I think it's more fun for the reader to imagine a version of main characters. Leaving description open to interpretation allows for all sorts of discussions of "casting" on social media, which also works as promotion.

BTW, sexual content doesn't fly in Christian publishing. I know people who gravitate toward the Christian publishers to avoid stories with sex and swearing. There are Christian romances, but they're what's known as "sweet romances" with a "low sensuality level."

Note the buzzwords I picked up at my local RWA chapter meetings. ;) The RWA chapters are closer than the SinC chapters.

Gloria Alden said...

Warren, I don't know designer clothes from K-Mart clothes, either. So It's not the Y-chromosome, it's lack of caring.

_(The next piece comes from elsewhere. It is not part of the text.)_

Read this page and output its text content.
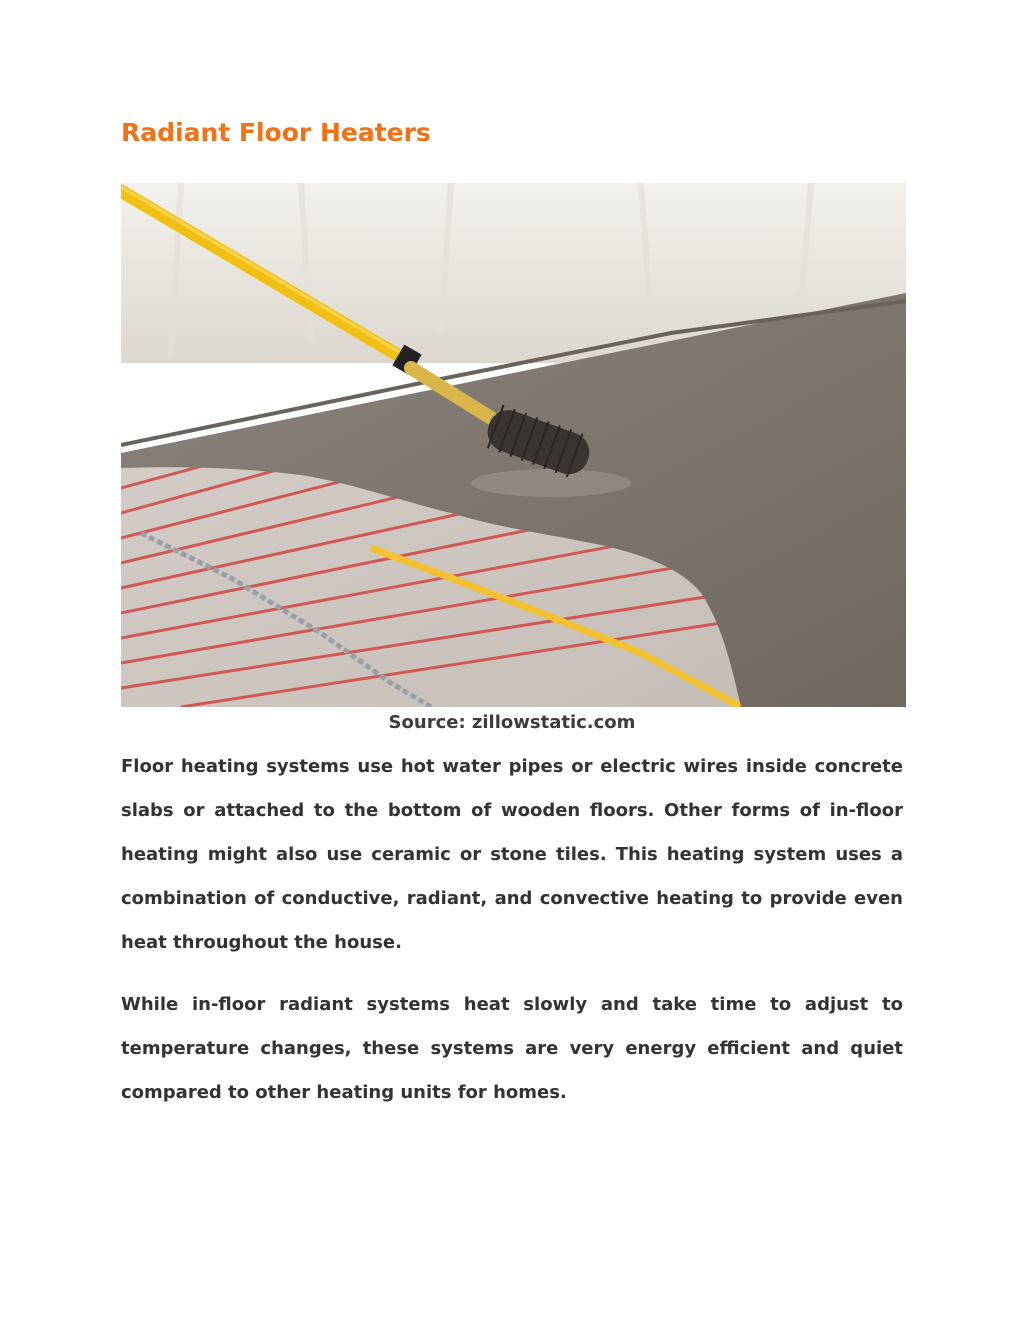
Radiant Floor Heaters

Source: zillowstatic.com

Floor heating systems use hot water pipes or electric wires inside concrete slabs or attached to the bottom of wooden floors. Other forms of in-floor heating might also use ceramic or stone tiles. This heating system uses a combination of conductive, radiant, and convective heating to provide even heat throughout the house.

While in-floor radiant systems heat slowly and take time to adjust to temperature changes, these systems are very energy efficient and quiet compared to other heating units for homes.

Pat, I do think that's more common in thrillers, at least in the few I've read.

Anoymous, minimal description seems more appropriate for a very minor walk on character especially when it comes to clothes.

KM, that's an interesting fact. I've never heard that, but it does seem the British mystery writers don't go overboard with description.

E.B. I think writing description can be even harder to do than writing dialog. It's like seasoning a dish, lightly done is always better than a heavy hand.

Rhonda, I know I'm often disappointed when I see a movie made of a good book and the lead characters look nothing like I imagined the book character. And, yes, that's why our writer's group all laughed when she said this author had submitted it to a Christian Publishing house, but we didn't do it in a mean way. We had her laughing with us. I like the buzz words, Rhonda.

Anonymous said...

Okay. I confess to being that friend, intolerant of anything gorgeous! Give me freckles, wild hair, and even a troubling zit once in a while, then I can believe in them!

James Montgomery Jackson said...

Gloria, sorry I'm late chiming in. Was editing all day and the day ended before my to do list ended.

I tend to be minimalist but give people a general feel for the character picking a characteristic of two that seem to embody that person.

Nervous tics with fingers gnawed to the quick.
Laugh lines etched by a backhoe.

Or something like that. Give me more than a line or two of description and I’m skipping the rest of the paragraph and getting on with the story – unless, as you suggest, it is ladled out a dipper at a time.

~ Jim

Gloria Alden said...

Jim, I liked your descriptions in Bad Policy. I think you did an excellent job of it - just enough, but not too much and unique descriptions as your examples here showed.